In [1]:
# Copyright 2024 authors of the paper "Generative Topological Networks".
# Licensed under the Apache License, Version 2.0

import os
import math
import numpy as np
import torch

# Set device
DEVICE = torch.device("cuda" if torch.cuda.is_available() else "cpu")

# === Helpers (replacing make_dirs and save_dataset_as_torch) ===

def make_dirs(paths):
    for path in paths:
        os.makedirs(path, exist_ok=True)

def save_dataset_as_torch(train, val, test, dir_dataset, scale_01=True):
    if scale_01:
        # Min-max scale to [0, 1] for each set independently
        def scale(data):
            min_val = data.min()
            max_val = data.max()
            return (data - min_val) / (max_val - min_val + 1e-8)

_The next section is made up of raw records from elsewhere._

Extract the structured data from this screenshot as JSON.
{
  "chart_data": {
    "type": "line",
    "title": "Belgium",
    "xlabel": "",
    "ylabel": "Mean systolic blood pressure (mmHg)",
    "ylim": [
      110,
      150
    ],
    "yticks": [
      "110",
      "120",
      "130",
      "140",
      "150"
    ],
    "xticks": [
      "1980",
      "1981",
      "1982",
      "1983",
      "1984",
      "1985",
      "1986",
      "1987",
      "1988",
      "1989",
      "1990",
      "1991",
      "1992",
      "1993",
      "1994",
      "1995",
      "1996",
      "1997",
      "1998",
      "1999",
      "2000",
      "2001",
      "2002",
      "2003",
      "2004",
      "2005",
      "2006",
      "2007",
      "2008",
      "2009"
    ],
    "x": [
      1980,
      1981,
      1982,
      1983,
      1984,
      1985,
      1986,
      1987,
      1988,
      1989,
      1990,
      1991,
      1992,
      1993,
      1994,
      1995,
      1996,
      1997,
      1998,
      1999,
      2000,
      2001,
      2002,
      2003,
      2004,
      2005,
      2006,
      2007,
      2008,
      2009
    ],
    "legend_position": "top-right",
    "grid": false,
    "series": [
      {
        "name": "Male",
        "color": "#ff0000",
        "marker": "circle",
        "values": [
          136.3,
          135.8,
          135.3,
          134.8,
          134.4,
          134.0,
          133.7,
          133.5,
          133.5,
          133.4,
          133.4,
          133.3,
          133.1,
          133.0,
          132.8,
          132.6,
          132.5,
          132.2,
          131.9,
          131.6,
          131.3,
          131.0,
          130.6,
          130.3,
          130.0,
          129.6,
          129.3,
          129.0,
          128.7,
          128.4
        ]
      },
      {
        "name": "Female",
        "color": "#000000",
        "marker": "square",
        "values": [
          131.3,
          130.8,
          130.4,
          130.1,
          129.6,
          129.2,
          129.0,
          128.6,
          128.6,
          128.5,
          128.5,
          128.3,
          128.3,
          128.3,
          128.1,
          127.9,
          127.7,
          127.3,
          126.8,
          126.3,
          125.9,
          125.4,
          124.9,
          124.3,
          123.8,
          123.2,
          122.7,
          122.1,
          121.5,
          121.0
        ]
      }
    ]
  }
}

        train = scale(train)
        val = scale(val)
        test = scale(test)

    torch.save(train, os.path.join(dir_dataset, 'train.pt'))
    torch.save(val, os.path.join(dir_dataset, 'val.pt'))
    torch.save(test, os.path.join(dir_dataset, 'test.pt'))
    print(f"Saved datasets to: {dir_dataset}")

# === Main logic ===

def make_swiss_roll_dataset(dir_dataset, n_samples):
    make_dirs([dir_dataset])

    # train set
    a = np.random.uniform(1.5 * math.pi, 4.5 * math.pi, size=n_samples)
    a_train = torch.tensor(sorted(a), device=DEVICE).unsqueeze(1)

    # val set
    a = np.random.uniform(1.5 * math.pi, 4.5 * math.pi, size=n_samples // 5)
    a_val = torch.tensor(sorted(a)).unsqueeze(1)

    # test set
    a = np.random.uniform(1.5 * math.pi, 4.5 * math.pi, size=n_samples // 5)
    a_test = torch.tensor(sorted(a)).unsqueeze(1)

    save_dataset_as_torch(a_train, a_val, a_test, dir_dataset, scale_01=True)

# === Run in Kaggle Notebook ===

if __name__ == '__main__':
    print("Preparing the swiss-roll data...")
    make_swiss_roll_dataset('/kaggle/working/swiss_roll_data', n_samples=100000)
    print("Done.")


Preparing the swiss-roll data...
Saved datasets to: /kaggle/working/swiss_roll_data
Done.